By Charlie Swift
EVP, Head of Marketing
& Account Management
CMOs today are well aware that they need identity solutions to bring their marketing efforts to life. As marketing and advertising expand across new and emerging channels, brands are looking to unite their consumer touchpoints both in understanding and experience. This includes a desire to deliver clear and consistent messaging, recognize customers efficiently within the media they engage, and preserve decades worth of marketing data, ensuring that it’s used to inform the next round of campaigns, creative, and media buying. Without an effective approach to customer identity over time, a marketer’s success across these goals will be limited.
These marketing use cases are rock solid, and that’s why CMOs are ready to invest heavily in identity solutions that will carry them into the future. That said, spending on a piece of technology with no immediate return on investment is likely to turn some heads in the boardroom. It’s hard to justify a massive outlay for something that will help with future marketing efforts.
But identity isn’t merely the CMO’s problem. There are financial justifications for investing heavily in identity right now as well – and those may be the deciding factors that can help brands act at this critical juncture.
Here’s what this might look like. A brand analytics team, responsible for audience building, is looking for an identity solution to connect its website (which serves as a content hub) with all of its other properties, email lists, and media channels. Layer into that the need to connect both first- and third-party data to inform go-forward messaging decisions. The CMO understands the complexity of the issue and understands that the brand needs a comprehensive solution to manage this going forward.
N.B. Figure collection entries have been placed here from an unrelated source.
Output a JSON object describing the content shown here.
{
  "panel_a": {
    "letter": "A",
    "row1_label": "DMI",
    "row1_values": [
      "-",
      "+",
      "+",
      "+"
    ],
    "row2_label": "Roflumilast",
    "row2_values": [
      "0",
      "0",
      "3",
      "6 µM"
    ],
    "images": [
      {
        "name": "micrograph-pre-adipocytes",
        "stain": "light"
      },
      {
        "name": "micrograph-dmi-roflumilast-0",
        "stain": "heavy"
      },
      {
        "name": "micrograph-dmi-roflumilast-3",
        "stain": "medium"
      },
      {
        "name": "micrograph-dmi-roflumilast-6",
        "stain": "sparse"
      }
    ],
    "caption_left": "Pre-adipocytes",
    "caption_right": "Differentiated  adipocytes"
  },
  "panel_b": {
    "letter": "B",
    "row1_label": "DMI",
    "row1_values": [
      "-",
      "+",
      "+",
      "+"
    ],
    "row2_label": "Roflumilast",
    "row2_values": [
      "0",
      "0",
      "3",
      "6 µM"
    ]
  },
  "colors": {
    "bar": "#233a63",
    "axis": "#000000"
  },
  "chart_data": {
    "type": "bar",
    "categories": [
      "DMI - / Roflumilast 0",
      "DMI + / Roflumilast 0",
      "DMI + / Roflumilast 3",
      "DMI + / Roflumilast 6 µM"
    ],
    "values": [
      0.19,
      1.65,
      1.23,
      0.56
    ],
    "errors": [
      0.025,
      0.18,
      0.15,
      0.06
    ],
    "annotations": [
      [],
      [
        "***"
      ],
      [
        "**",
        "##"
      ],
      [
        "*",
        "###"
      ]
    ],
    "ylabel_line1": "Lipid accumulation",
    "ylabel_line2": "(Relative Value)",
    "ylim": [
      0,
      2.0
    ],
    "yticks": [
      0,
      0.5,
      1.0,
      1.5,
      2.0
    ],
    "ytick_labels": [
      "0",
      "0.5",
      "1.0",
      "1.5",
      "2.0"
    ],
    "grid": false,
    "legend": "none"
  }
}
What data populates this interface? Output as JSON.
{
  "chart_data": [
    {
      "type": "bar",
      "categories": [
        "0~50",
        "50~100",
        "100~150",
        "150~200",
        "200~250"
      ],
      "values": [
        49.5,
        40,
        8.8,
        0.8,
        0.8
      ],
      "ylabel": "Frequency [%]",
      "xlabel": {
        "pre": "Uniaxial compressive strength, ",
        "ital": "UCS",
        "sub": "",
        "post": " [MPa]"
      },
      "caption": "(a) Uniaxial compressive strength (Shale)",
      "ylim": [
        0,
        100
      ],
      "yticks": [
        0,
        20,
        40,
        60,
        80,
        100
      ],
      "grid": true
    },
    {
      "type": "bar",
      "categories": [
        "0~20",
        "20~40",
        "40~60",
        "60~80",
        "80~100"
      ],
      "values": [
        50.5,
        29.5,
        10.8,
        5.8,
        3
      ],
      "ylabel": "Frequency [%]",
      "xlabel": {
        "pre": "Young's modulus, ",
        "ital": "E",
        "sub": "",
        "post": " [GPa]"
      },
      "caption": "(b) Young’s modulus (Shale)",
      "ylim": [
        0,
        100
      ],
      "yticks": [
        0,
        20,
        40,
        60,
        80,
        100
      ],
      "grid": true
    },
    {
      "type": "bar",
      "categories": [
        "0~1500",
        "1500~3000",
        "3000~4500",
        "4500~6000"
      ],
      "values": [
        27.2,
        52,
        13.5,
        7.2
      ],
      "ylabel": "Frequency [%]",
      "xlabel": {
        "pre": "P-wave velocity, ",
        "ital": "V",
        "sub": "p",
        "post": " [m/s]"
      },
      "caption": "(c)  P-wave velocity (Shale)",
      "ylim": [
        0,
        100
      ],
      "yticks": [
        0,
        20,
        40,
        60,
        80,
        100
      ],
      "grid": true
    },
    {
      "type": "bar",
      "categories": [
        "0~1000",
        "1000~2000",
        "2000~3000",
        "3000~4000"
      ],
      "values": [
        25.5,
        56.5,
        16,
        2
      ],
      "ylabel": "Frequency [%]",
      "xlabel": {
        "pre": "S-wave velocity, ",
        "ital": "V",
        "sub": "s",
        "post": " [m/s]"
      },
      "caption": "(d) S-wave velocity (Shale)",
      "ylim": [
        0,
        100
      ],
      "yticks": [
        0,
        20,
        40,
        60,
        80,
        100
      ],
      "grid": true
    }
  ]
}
An identity solution for an enterprise of this size might cost around $1 million. However, once the CMO brings that price tag to the rest of the executive team, the message that gets returned is that sales now needs to sign up for an extra $2 million in revenue to pay for this technology that the analytics team needs. Anyone who’s not on the marketing side, or not technologically-oriented, is going to blanch at the idea, especially when there is a separation between revenue and expense accountability within an organization.
Most CFOs would look at this request and ask where the money is going to come from and want to see a timeline for when this investment would show value. The smart CMO can solve this challenge by pointing to the immediate and long-term value of managing identity, including some major cost savings. Here is what CFOs need to understand about identity.
The goal of uniting users and their associated data from across channels and media properties may feel relatively complex, but it’s also representative of modern marketing. There are more ways to reach consumers than ever before, and data is most valuable to the marketing team when it is standardized and usable across channels. Audience reach becomes more efficient, ensuring that media spending is not wasted on the wrong customer. Performance measurement becomes a greater possibility allowing marketers to adjust messaging faster and more effectively. Without unity of data there’s a lot of guessing and fuzzy math going on to determine future marketing plans.
Identity solutions can provide a single view across the addressable audience. This helps CMOs lay out their future media plans, with a greater understanding of which audiences and channels are under- or over-exposed. The more insight available, the more efficient the plan, the greater the cost savings and the higher the ROI. For CFOs, this means they can hold CMOs more accountable to revenue to cost KPIs and better optimize resources.
The point of building an identity strategy and using it to form a media plan is to drive real-world outcomes. Targeted advertising, without the waste, should result in high-performing campaigns that drive more revenue. The payoff may not be immediate, but with measurable revenue growth, the CMO and CFO should be able to shake hands and agree on a job well done.
While identity solutions can help ensure compliance, they can also ensure safety. Consumer data and privacy are hot button issues in part because major companies keep experiencing links, exposing the data of millions of customers. Beyond the basic financial blows, this can damage a brand’s reputation beyond preparation. A secure identity solution reduces the risk of data leakage, thereby avoiding damaging experiences in the future. There’s a longer-term benefit as well, which is that paying for an adaptable identity now should save a brand from having to fully modernize their technology later. Updates over time are always easier than platform replacements. That should also provide meaning cost savings to the CFO.